[Premium-Rx] General Coverage Antennas for HF

Carcia, Frank A. HS francis.carcia at hs.utc.com
Fri Jan 30 16:07:44 EST 2004


I found a series 6 dB pad helps when you are using an antenna tuner. I just
tune for maximum noise or signal and the tuner ends up being close to 50
ohms matched.
I have been able to transmit (on the Ham Bands) using this method of tuning.
I found receiver input impedance is not usually exactly 50 ohms. fc

-----Original Message-----
From: W.J. Ubbels [mailto:W.J.Ubbels at student.tudelft.nl]
Sent: Friday, January 30, 2004 3:58 PM
To: 'Richard Reich '; 'W.J.Ubbels at student.tudelft.nl '; 'ahmet-m at usa.com
'; 'premium-rx at ml.skirrow.org '
Subject: RE: RE: [Premium-Rx] General Coverage Antennas for HF


Yes, that would be a good option.

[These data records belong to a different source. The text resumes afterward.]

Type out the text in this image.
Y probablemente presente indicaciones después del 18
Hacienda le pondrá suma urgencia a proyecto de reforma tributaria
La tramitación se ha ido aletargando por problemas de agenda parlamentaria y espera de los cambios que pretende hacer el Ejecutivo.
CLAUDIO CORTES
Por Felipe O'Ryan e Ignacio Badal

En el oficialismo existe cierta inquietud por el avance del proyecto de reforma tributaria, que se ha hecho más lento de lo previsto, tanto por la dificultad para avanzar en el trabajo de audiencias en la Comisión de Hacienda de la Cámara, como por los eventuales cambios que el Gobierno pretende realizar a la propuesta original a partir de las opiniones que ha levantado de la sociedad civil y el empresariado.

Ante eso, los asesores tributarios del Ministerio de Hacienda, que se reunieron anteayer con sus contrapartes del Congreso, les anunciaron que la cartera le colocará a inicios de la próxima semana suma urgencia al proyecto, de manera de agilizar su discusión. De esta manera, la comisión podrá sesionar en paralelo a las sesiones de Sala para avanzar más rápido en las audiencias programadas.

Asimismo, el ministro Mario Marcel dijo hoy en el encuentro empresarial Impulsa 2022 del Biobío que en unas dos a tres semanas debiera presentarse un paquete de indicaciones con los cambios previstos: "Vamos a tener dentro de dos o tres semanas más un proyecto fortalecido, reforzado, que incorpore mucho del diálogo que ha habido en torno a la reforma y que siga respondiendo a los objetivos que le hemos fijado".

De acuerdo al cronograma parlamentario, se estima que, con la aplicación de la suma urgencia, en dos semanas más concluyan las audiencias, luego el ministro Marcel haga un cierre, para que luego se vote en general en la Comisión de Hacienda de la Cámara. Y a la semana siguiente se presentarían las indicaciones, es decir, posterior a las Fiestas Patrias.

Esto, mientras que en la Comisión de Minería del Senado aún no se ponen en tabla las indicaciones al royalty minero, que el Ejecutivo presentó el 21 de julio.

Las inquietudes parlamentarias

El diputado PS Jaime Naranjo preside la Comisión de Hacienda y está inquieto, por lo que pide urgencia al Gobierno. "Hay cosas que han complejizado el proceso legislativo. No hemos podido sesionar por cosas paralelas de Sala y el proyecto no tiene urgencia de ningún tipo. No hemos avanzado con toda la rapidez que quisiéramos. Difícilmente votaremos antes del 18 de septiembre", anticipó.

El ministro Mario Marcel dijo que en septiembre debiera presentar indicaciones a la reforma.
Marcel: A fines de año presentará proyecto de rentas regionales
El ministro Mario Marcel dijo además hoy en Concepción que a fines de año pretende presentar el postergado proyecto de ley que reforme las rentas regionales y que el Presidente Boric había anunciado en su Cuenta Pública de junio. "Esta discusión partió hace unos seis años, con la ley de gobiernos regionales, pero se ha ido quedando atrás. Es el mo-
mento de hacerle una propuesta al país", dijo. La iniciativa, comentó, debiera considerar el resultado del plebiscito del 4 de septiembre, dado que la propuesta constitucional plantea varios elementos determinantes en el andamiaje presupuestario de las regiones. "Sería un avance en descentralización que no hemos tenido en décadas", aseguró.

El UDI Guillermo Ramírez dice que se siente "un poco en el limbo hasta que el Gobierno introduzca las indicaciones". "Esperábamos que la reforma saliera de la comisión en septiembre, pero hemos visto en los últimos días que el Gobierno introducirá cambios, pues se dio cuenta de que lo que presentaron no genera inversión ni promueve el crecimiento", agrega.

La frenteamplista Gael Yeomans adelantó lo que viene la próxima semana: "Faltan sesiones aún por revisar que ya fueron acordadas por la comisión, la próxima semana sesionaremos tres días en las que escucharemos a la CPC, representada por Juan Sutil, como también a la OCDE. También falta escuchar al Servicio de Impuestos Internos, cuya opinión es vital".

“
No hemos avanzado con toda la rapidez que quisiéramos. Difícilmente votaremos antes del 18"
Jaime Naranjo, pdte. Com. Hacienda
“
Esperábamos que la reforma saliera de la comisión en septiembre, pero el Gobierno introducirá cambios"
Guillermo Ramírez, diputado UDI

The antenna delivers more than enough RF,
so a 6dB pad won't hurt.

Wouter
PE4WJ 

-----Original Message-----
From: Richard Reich
To: W.J.Ubbels at student.tudelft.nl; ahmet-m at usa.com;
premium-rx at ml.skirrow.org
Sent: 30-1-04 11:45
Subject: Re:RE: [Premium-Rx] General Coverage Antennas for HF

Thank you for that information - just what I was looking for.

I guess for it to work correctly into any receiver, the amp must see a
constant
impedance of 50R - so  would fit a pad (of around 5-6dB or so) between
the amp
and receiver?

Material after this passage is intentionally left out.